Namika hat mit Lea und Nura bei der Krone um die beste deutsche Künstlerin konkurriert...sagt ja wohl schon alles aus. Bei PT werden ja die guten Ausnahmen besprochen, aber die Entwicklung ist traurig und es tut mir fast leid, womit die Jugend zugemüllt wird.
Ta gueule
2018-07-04 15:26:28
Ich als sprachlich gemeinter muss es einfach hassen.
Rainer Winkler
2018-06-24 11:56:33
Müllmucke für Müllmenschen
F.
2018-06-24 11:34:25
nur weil das jetzt kein Clubbanger Album ist, muss es nicht schlecht sein.

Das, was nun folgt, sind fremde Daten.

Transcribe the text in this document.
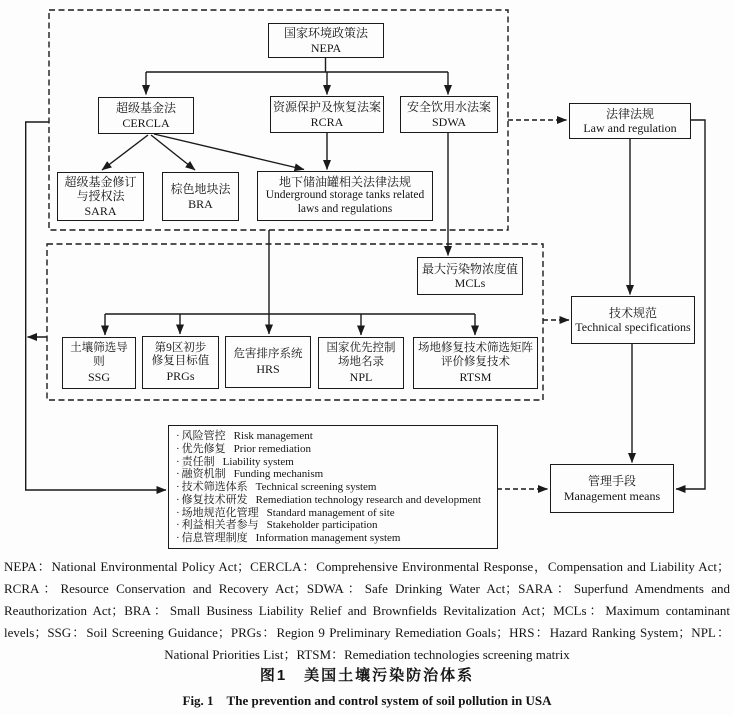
国家环境政策法
NEPA
超级基金法
CERCLA
资源保护及恢复法案
RCRA
安全饮用水法案
SDWA
超级基金修订
与授权法
SARA
棕色地块法
BRA
地下储油罐相关法律法规
Underground storage tanks related laws and regulations
最大污染物浓度值
MCLs
土壤筛选导则
SSG
第9区初步
修复目标值
PRGs
危害排序系统
HRS
国家优先控制
场地名录
NPL
场地修复技术筛选矩阵
评价修复技术
RTSM
法律法规
Law and regulation
技术规范
Technical specifications
管理手段
Management means
· 风险管控 Risk management
· 优先修复 Prior remediation
· 责任制 Liability system
· 融资机制 Funding mechanism
· 技术筛选体系 Technical screening system
· 修复技术研发 Remediation technology research and development
· 场地规范化管理 Standard management of site
· 利益相关者参与 Stakeholder participation
· 信息管理制度 Information management system

NEPA：National Environmental Policy Act；CERCLA：Comprehensive Environmental Response，Compensation and Liability Act；RCRA：Resource Conservation and Recovery Act；SDWA：Safe Drinking Water Act；SARA：Superfund Amendments and Reauthorization Act；BRA：Small Business Liability Relief and Brownfields Revitalization Act；MCLs：Maximum contaminant levels；SSG：Soil Screening Guidance；PRGs：Region 9 Preliminary Remediation Goals；HRS：Hazard Ranking System；NPL：National Priorities List；RTSM：Remediation technologies screening matrix

图1　美国土壤污染防治体系

Fig. 1　The prevention and control system of soil pollution in USA
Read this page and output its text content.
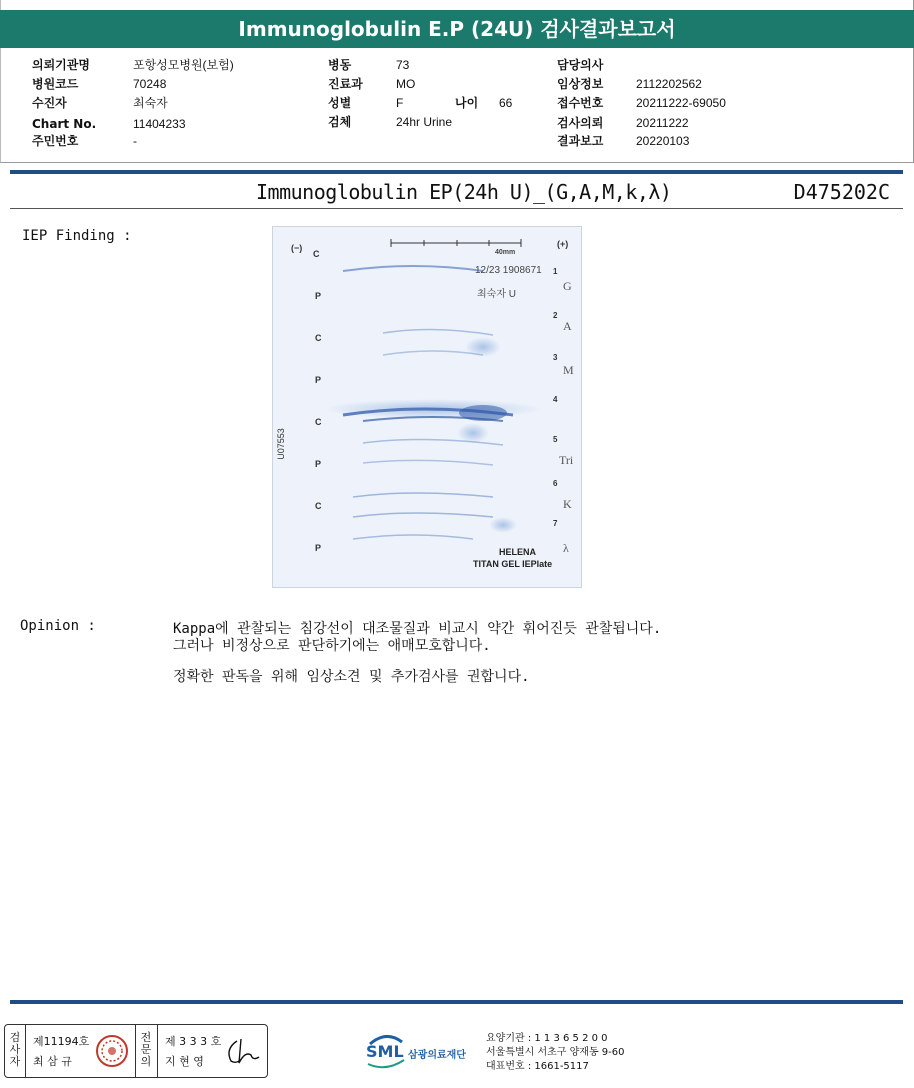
Immunoglobulin E.P (24U) 검사결과보고서
의뢰기관명	포항성모병원(보험)
병원코드	70248
수진자	최숙자
Chart No.	11404233
주민번호	-
병동	73
진료과	MO
성별	F	나이 66
검체	24hr Urine
담당의사
임상정보	2112202562
접수번호	20211222-69050
검사의뢰	20211222
결과보고	20220103
Immunoglobulin EP(24h U)_(G,A,M,k,λ)	D475202C
IEP Finding :
(−)	(+)
40mm
12/23 1908671
최숙자 U
C
P
C
P
C
P
C
P
1
2
3
4
5
6
7
G
A
M
Tri
K
λ
U07553
HELENA
TITAN GEL IEPlate
Opinion :	Kappa에 관찰되는 침강선이 대조물질과 비교시 약간 휘어진듯 관찰됩니다.
그러나 비정상으로 판단하기에는 애매모호합니다.
정확한 판독을 위해 임상소견 및 추가검사를 권합니다.
검사자
제11194호
최 삼 규
전문의
제 3 3 3 호
지 현 영
SML 삼광의료재단
요양기관 : 1 1 3 6 5 2 0 0
서울특별시 서초구 양재동 9-60
대표번호 : 1661-5117
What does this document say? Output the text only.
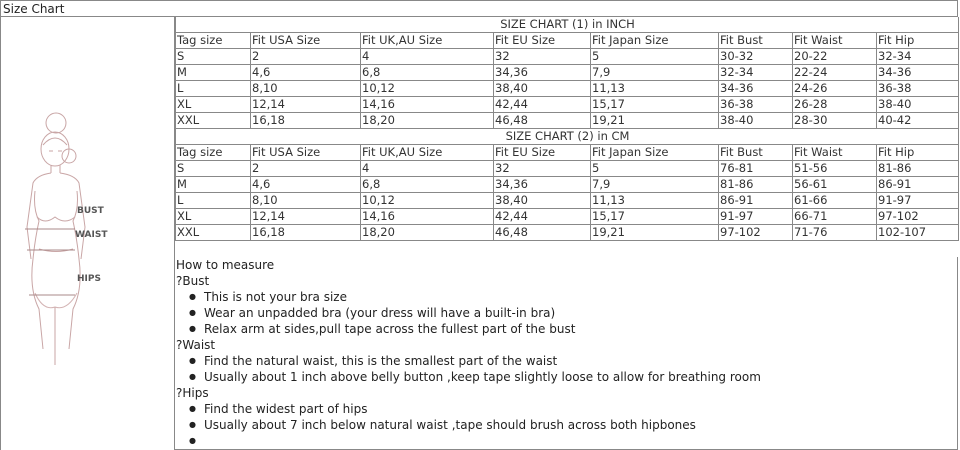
Size Chart
BUST
WAIST
HIPS
SIZE CHART (1) in INCH							
Tag size	Fit USA Size	Fit UK,AU Size	Fit EU Size	Fit Japan Size	Fit Bust	Fit Waist	Fit Hip
S	2	4	32	5	30-32	20-22	32-34
M	4,6	6,8	34,36	7,9	32-34	22-24	34-36
L	8,10	10,12	38,40	11,13	34-36	24-26	36-38
XL	12,14	14,16	42,44	15,17	36-38	26-28	38-40
XXL	16,18	18,20	46,48	19,21	38-40	28-30	40-42
SIZE CHART (2) in CM							
Tag size	Fit USA Size	Fit UK,AU Size	Fit EU Size	Fit Japan Size	Fit Bust	Fit Waist	Fit Hip
S	2	4	32	5	76-81	51-56	81-86
M	4,6	6,8	34,36	7,9	81-86	56-61	86-91
L	8,10	10,12	38,40	11,13	86-91	61-66	91-97
XL	12,14	14,16	42,44	15,17	91-97	66-71	97-102
XXL	16,18	18,20	46,48	19,21	97-102	71-76	102-107
How to measure
?Bust
● This is not your bra size
● Wear an unpadded bra (your dress will have a built-in bra)
● Relax arm at sides,pull tape across the fullest part of the bust
?Waist
● Find the natural waist, this is the smallest part of the waist
● Usually about 1 inch above belly button ,keep tape slightly loose to allow for breathing room
?Hips
● Find the widest part of hips
● Usually about 7 inch below natural waist ,tape should brush across both hipbones
●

Die Texte sind auf jedenfall ausgefeilter als bei anderen deutschen Acts wie zb. Mark Forster. Uebrigens, ist sie gebuertige Frankfurterin. Erstmal ordentlich die facts checken.
kriticar
2018-05-31 18:39:31
10/10 für die Rezi. Zufällig lief mal was von der neuen Platte im Radio (das Medium mit der 2:1 Mischung aus Werbung und Musik für deinen Körper, ihr wisst schon), hat genervt. Namika ist so betroffen, dass es mir schon wehtut.